3 types of evidence that Google can “see pictures”
1) Google Lens
Google Lens is an app that combines your mobile camera with Google software. If I point my phone at my keyboard and click on the keyboard itself on the screen, it suggests that I look at Logitech Illuminated Keyboard K800, which is exactly the keyboard I have. Quite impressive!
If I point to my half-folded Bose Quiet Comfort headphones, it feels certain it’s a pair of sandals. So, it still has a little way to go. But it is actually correct most of the times, especially if the object is “free standing” and is placed in good lighting.
2) Google Photos
You’ve probably already heard of Google’s Picture App — Google Photos — because it has gained quite a lot of popularity (for many good reasons, which I will not go into here).
If you have used this, it is quite clear that Google has a good idea of what is happening in pictures. I have personally imported all my pictures into Google Photos, and if I perform a search for “bicycle” in the app, all the pictures and videos containing a bicycle come up, without naming or describing them in any way.
3) Google Cloud Vision API
The Google Cloud Vision API is probably the most “damning proof” of how much Google understands – because here we get direct insight into what Google can read from different images.
If I upload a picture of two keys (with a house key ring) lying on a wooden table, Google will come back and say that there is:
- 92% probability that the image contains a keychain
- 85% probability that the image contains a key
- 74% probability that the picture contains wood
- 66% probability that the image contains a fashion-accessory.
It must therefore be said to be a fairly accurate assessment of what is in my test picture.

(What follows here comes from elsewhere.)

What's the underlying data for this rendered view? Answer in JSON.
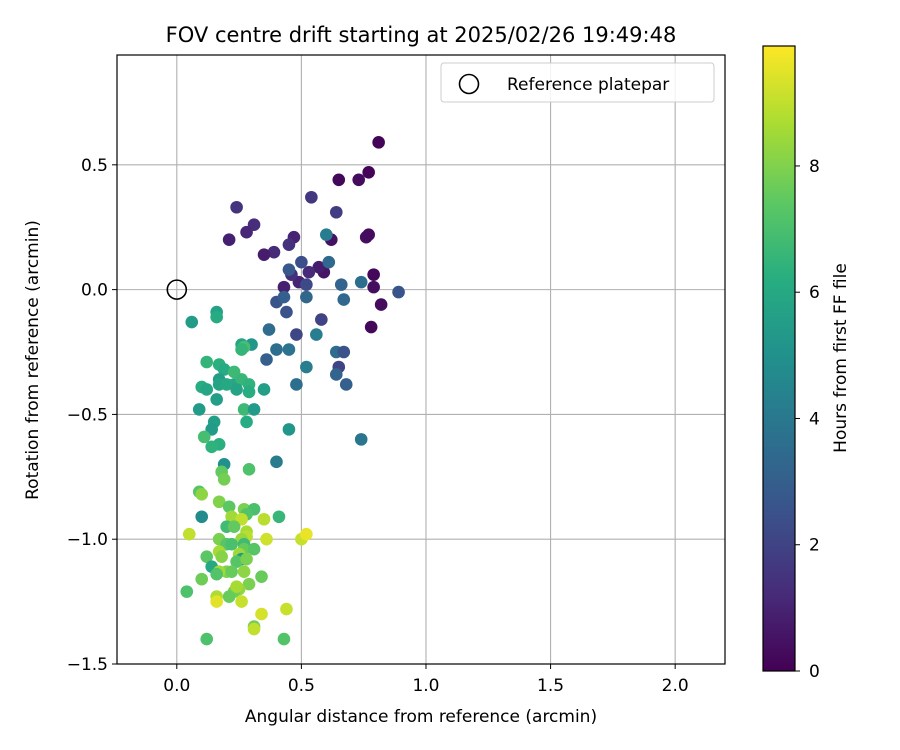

If you want, try uploading a photo on cloud.google.com/vision and see how impressive it is in most cases.
Will it be used in this way with regards to SEO?
The very exciting question is whether this relatively modern software is being used when Google reads the content on all the world’s websites – I do not think so, and this is for the following three reasons:
1) It is “too much”
Google must scan an extreme amount of images in the attempt to crawl the entire Internet as quickly as possible. If it were to scan all images to “view the content” then it will slow down its indexing process.
2) It is too imprecise
Although in many cases it works really well, there are still “too many times” where it guesses incorrectly – and although I am quite impressed with their software, I don’t think it’s good enough to be able to influence the rankings.
3) It is not (so) necessary
If the reality was such that many pages were ranked based on “fake images”, they would probably use the server power needed to scan the images. However, there is another part of Google’s algorithm that makes it not so necessary – and that’s the engagement part. If you scare all your visitors away with “fake pictures”, you will fall in ranking.
Why is that important?
When I now say that it is not used in terms of SEO, you may well be thinking: “Well, why should I worry about that?” And the answer lies in the headline of the article — because it is about the future.
When it comes to content, things are becoming progressively more visual. Video continues to rush forward and content pages are becoming more and more marked by visual elements rather than large volumes of text.
Therefore, I also believe that we will see a dramatic development in Google’s way of indexing content, because they will have to be able to understand the content of images and videos if they are to continue to deliver equally strong results.
So even though I don’t think it’s being used now (or at least not on a full scale), I think it’s going to happen soon.
How to act accordingly
If you want to (continue) to be successful with your content, you will need to have an even stronger focus over time on how images and videos fit into what you write about. When you build a content page that focuses on a small number of keywords, you need to support this with visual elements of exactly the things you want to get rankings on.
So, in short, I believe that the future of top rankings on Google belongs to those who are learning to use more (and more relevant) visual elements in their content.